Implikasi semua itu adalah bahwa yang indah dan elok (dapat) menjangkau makna yang baik, pantas, benar, tepat, kudus, dan atau suci dalam kebudayaan Jawa. Di sinilah setiap perbincangan keindahan dan keelokan Jawa tidak bisa meninggalkan pembicaraan tentang dimensi-dimensi kebaikan, kebenaran, dan kekudusan menurut manusia Jawa – persatuan estetika, etika, filosofi, dan religiositas Jawa tidak dapat dipisahkan meskipun dapat dibedakan. Sebab itu, boleh disimpulkan, pada dasarnya estetika Jawa berciri holistis-integratif, dalam arti (bisa) menjangkau atau menembus dimensi etis, filosofis, dan religius yang imaterial-metafisis, bukan semata-mata dimensi estetis ansich yang material-fisis-literer (bentuk atau wadag belaka).
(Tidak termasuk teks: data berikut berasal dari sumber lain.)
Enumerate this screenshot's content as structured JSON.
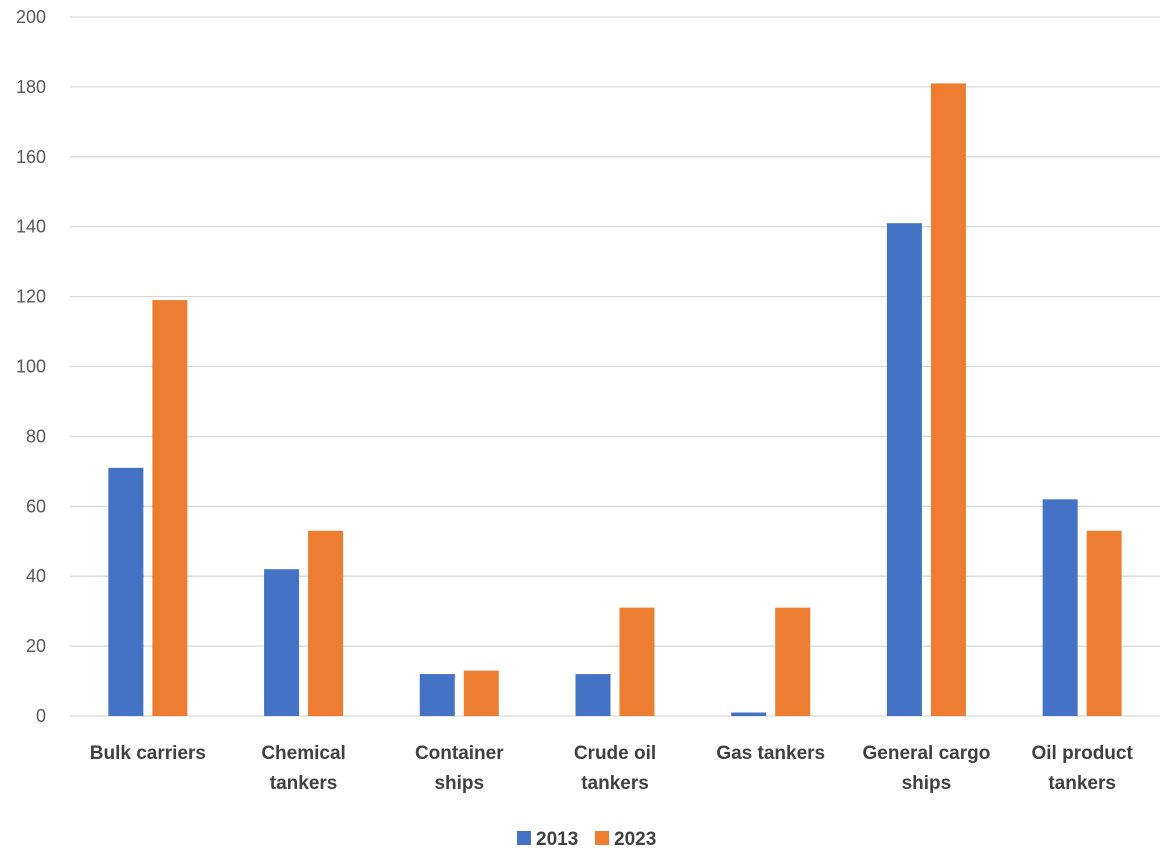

Estetika Jawa menerobos-menembus kulit-kulit objek dan gelaja keindahan dan keelokan yang dirasakan manusia Jawa.
***
______________
*) Prof. Dr. Djoko Saryono, M.Pd adalah Guru Besar Jurusan Sastra Indonesia di Fakultas Sastra pada kampus UNM (Universitas Negeri Malang). Telah banyak menghasilkan buku, artikel apresiasi sastra, serta budaya. Dan aktif menjadi pembicara utama di berbagai forum ilmiah kesusatraan tingkat Nasional juga Internasional.
One Reply to “KEINDAHAN-KEELOKAN JAWA DALAM SASTRA (1)”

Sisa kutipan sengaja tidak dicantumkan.